Centaur is the world's highest-performing upper stage. The pressure-stabilized tanks combined with the lightweight Aerojet Rocketdyne RL10C-1 engine provides industry best thrust-to-weight ratio. The stage has demonstrated long-coast relight capability that enables it to service any orbital need.
Atlas V payload fairings are configurable to fit a variety of spacecraft heights, both 4-m and 5-m diameter variants are available in three lengths. The 4-m PLF is a metallic design, configured by adding additional cylindrical plugs to achieve the desired length. The 5-m PLF is a carbon composite bi-sector design manufactured by ULA partner RUAG Space.
Delivering more than 860,000 pounds of thrust at liftoff and an impressive range of continuous throttling capability, the RD-180 main engine is a powerful combination of innovation and performance. Designed and manufactured by NPO Energomash, the liquid oxygen/liquid kerosene, two-thrust-chamber RD-180 engine is a complete propulsion unit equipped with hydraulics for control valve actuation and thrust vector gimbaling, pneumatics for valve actuation and system purging, and a thrust frame to distribute loads.
When missions demand additional thrust at liftoff, Atlas integrates up to three Aerojet Rocketdyne solid rocket boosters (SRBs) on the Atlas V 400 series launch vehicle and up to five SRBs on the Atlas V 500 series vehicles.
Both the Atlas V and the Delta IV rely on the RL10 propulsion system to power their second stages. Logging an impressive record of nearly 400 successful flights and nearly 700 firings in space, RL10 engines, manufactured by Aerojet Rocketdyne, harness the power of high-energy liquid hydrogen. The RL10 boasts a precision control system and restart capability to accurately place payloads into orbit. The Atlas V Centaur upper stage is powered by the RL10C and can be configured with either one or two engines.”

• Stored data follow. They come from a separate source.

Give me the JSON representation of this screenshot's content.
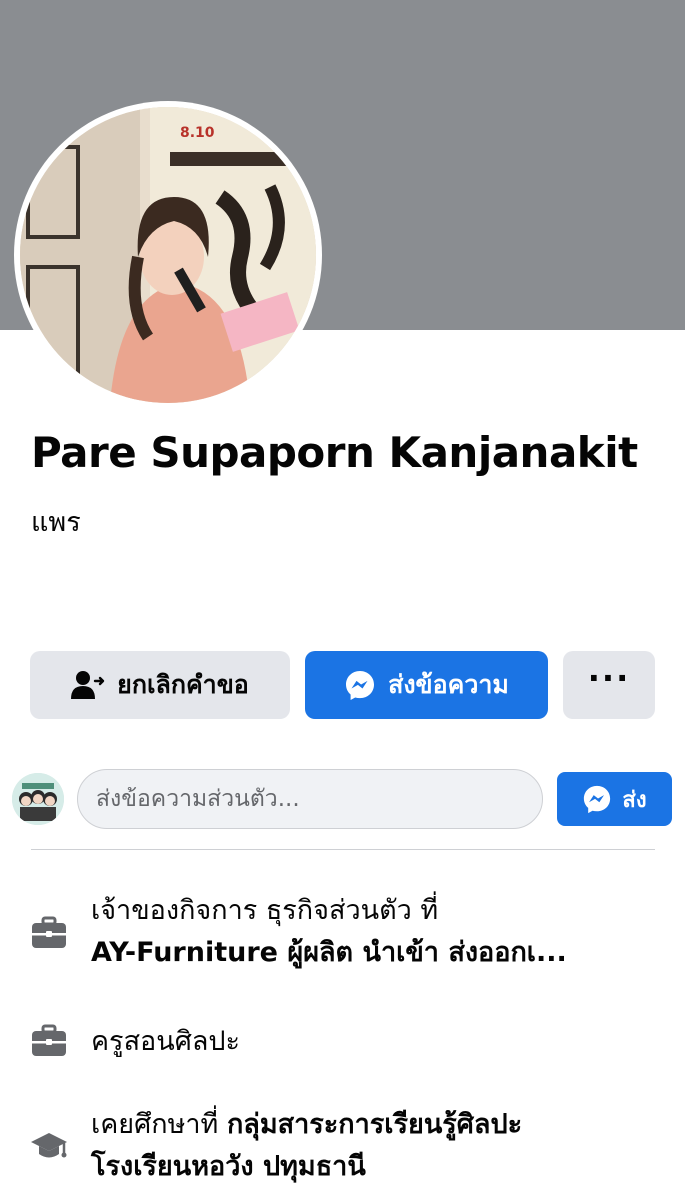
{
  "profile": {
    "name": "Pare Supaporn Kanjanakit",
    "nickname": "แพร"
  },
  "actions": {
    "cancel_request_label": "ยกเลิกคำขอ",
    "message_label": "ส่งข้อความ",
    "more_label": "···"
  },
  "private_message": {
    "placeholder": "ส่งข้อความส่วนตัว...",
    "send_label": "ส่ง"
  },
  "info": {
    "work1_prefix": "เจ้าของกิจการ ธุรกิจส่วนตัว ที่",
    "work1_place": "AY-Furniture ผู้ผลิต นำเข้า ส่งออกเ...",
    "work2": "ครูสอนศิลปะ",
    "edu_prefix": "เคยศึกษาที่ ",
    "edu_place_line1": "กลุ่มสาระการเรียนรู้ศิลปะ",
    "edu_place_line2": "โรงเรียนหอวัง ปทุมธานี"
  },
  "icons": {
    "cancel_request": "person-arrow-icon",
    "messenger": "messenger-icon",
    "more": "more-dots-icon",
    "work": "briefcase-icon",
    "education": "graduation-cap-icon"
  },
  "colors": {
    "cover": "#8a8d91",
    "primary": "#1b74e4",
    "secondary_button": "#e4e6eb",
    "icon_gray": "#65676b"
  }
}
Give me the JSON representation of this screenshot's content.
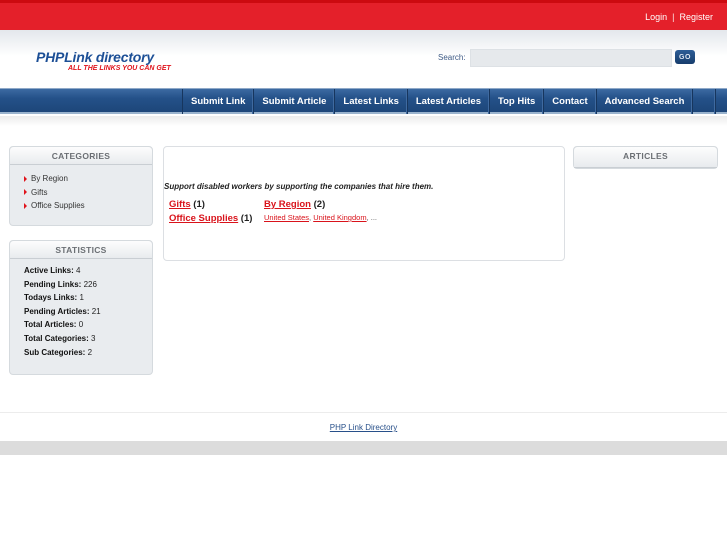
{
  "topbar": {
    "login": "Login",
    "separator": "|",
    "register": "Register"
  },
  "header": {
    "site_name": "PHPLink directory",
    "tagline": "ALL THE LINKS YOU CAN GET",
    "search_label": "Search:",
    "search_value": "",
    "search_placeholder": "",
    "go_label": "GO"
  },
  "nav": {
    "items": [
      {
        "label": "Submit Link"
      },
      {
        "label": "Submit Article"
      },
      {
        "label": "Latest Links"
      },
      {
        "label": "Latest Articles"
      },
      {
        "label": "Top Hits"
      },
      {
        "label": "Contact"
      },
      {
        "label": "Advanced Search"
      }
    ]
  },
  "sidebar": {
    "categories_title": "CATEGORIES",
    "categories": [
      {
        "label": "By Region"
      },
      {
        "label": "Gifts"
      },
      {
        "label": "Office Supplies"
      }
    ],
    "statistics_title": "STATISTICS",
    "statistics": [
      {
        "label": "Active Links:",
        "value": "4"
      },
      {
        "label": "Pending Links:",
        "value": "226"
      },
      {
        "label": "Todays Links:",
        "value": "1"
      },
      {
        "label": "Pending Articles:",
        "value": "21"
      },
      {
        "label": "Total Articles:",
        "value": "0"
      },
      {
        "label": "Total Categories:",
        "value": "3"
      },
      {
        "label": "Sub Categories:",
        "value": "2"
      }
    ]
  },
  "main": {
    "intro": "Support disabled workers by supporting the companies that hire them.",
    "categories": [
      {
        "label": "Gifts",
        "count": "(1)"
      },
      {
        "label": "Office Supplies",
        "count": "(1)"
      },
      {
        "label": "By Region",
        "count": "(2)",
        "subcategories": [
          "United States",
          "United Kingdom"
        ],
        "more": ", ..."
      }
    ]
  },
  "right_sidebar": {
    "articles_title": "ARTICLES"
  },
  "footer": {
    "link": "PHP Link Directory"
  }
}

“United Launch Alliance will use an Atlas V 551 rocket to launch the fifth communications satellite in the Lockheed Martin-built Advanced Extremely High Frequency (AEHF) series for the U.S. Air Force Space and Missile Systems Center. AEHF satellites provide highly-secure, jam-proof connectivity between U.S. national leadership and deployed military forces. Atlas V rockets successfully launched the first four AEHF satellites in 2010, 2012, 2013 and 2018.”
The Launch360 crew will be unable to answer any questions on launch day due to low connectivity at the viewing site.
We’ve been working hard to complete our launch viewing guide and should hopefully have it up within the next couple weeks.